There are several problems with therapy. The optimum duration is not known. The regimens are complex and may involve intake of more than 20 tablets per day. The cost of currently available drugs in the three-drug regimen is more than Rs 20,000/- per month plus that of laboratory tests. Each viral load estimation costs more than Rs 10,000/-. Unless the patient is highly motivated and has all the resources to buy these drugs for a prolonged period of time it would be inadvisable to start therapy, as inadequate or suboptimal therapy would only result in drug resistance. Finally, in spite of all the costs involved no one can guarantee a cure. At best this uniformly fatal disease can be turned into a chronic disorder.

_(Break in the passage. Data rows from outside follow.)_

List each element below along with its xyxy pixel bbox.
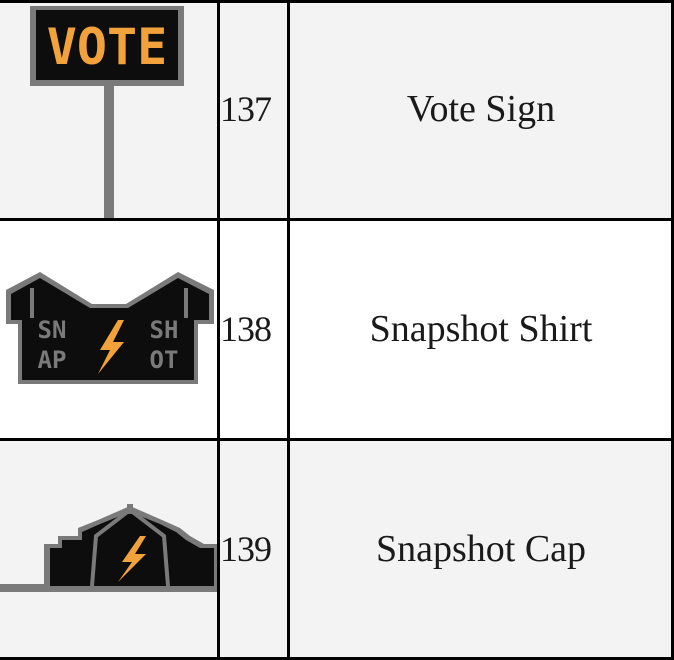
item-image-cell <box>0 440 218 658</box>
item-name: Snapshot Cap <box>375 528 587 570</box>
column-divider <box>217 0 220 660</box>
shirt-text-sn: SN <box>38 316 67 344</box>
table-row: 139 Snapshot Cap <box>0 440 674 658</box>
item-name-cell: Vote Sign <box>290 0 672 218</box>
table-border-top <box>0 0 674 3</box>
item-id-cell: 137 <box>220 0 288 218</box>
shirt-text-ap: AP <box>38 346 67 374</box>
vote-sign-icon: VOTE <box>30 6 184 218</box>
item-name-cell: Snapshot Cap <box>290 440 672 658</box>
item-name: Vote Sign <box>406 88 556 130</box>
item-id: 139 <box>220 529 272 569</box>
item-image-cell: SN AP SH OT <box>0 220 218 438</box>
snapshot-cap-icon <box>0 504 218 592</box>
item-image-cell: VOTE <box>0 0 218 218</box>
shirt-text-ot: OT <box>150 346 179 374</box>
table-row: VOTE 137 Vote Sign <box>0 0 674 218</box>
item-name-cell: Snapshot Shirt <box>290 220 672 438</box>
items-table: VOTE 137 Vote Sign SN AP SH OT 138 Snaps… <box>0 0 674 660</box>
item-name: Snapshot Shirt <box>369 308 593 350</box>
item-id-cell: 139 <box>220 440 288 658</box>
row-divider <box>0 218 674 221</box>
item-id-cell: 138 <box>220 220 288 438</box>
row-divider <box>0 438 674 441</box>
snapshot-shirt-icon: SN AP SH OT <box>6 272 214 384</box>
column-divider <box>287 0 290 660</box>
shirt-text-sh: SH <box>150 316 179 344</box>
item-id: 137 <box>220 89 272 129</box>
item-id: 138 <box>220 309 272 349</box>
vote-sign-text: VOTE <box>47 18 167 76</box>
table-row: SN AP SH OT 138 Snapshot Shirt <box>0 220 674 438</box>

At our Institute, we have been trying out an alternative drug, pentoxyphylline, which is known to inhibit a cytokine named tumor necrosis factor a, to treat HIV infection. Since tumor necrosis factor a accelerates viral multiplication its inhibition should retard viral proliferation. Further, since the cytokine produces wasting, its use is currently recommended in the treatment of wasting associated with AIDS. So far nearly 40 individuals who are HIV positive and have no opportunistic infection at the time of presentation have been recruited in the trial. On a follow up that has been for up to periods exceeding one year there have been only two opportunistic infections, despite the fact that all patients had CD4 counts between 50 and 500/mm3. Serial CD4 counts have remained stable in most instances. Weight gain has been virtually universal with all patients, barring the two with opportunistic infections. Inhibition of tumor necrosis factor a leads to reduction of nitric oxide production and this was seen in a subset of patients. This study suggests that in our country where the vast majority of individuals cannot afford specific anti-retroviral therapy, use of alternative drugs could play a role in prolonging chronic phase of HIV infection. At a cost of less than Rs 10 per day this might become a useful form of therapy for preventing opportunistic infections in the HIV infected.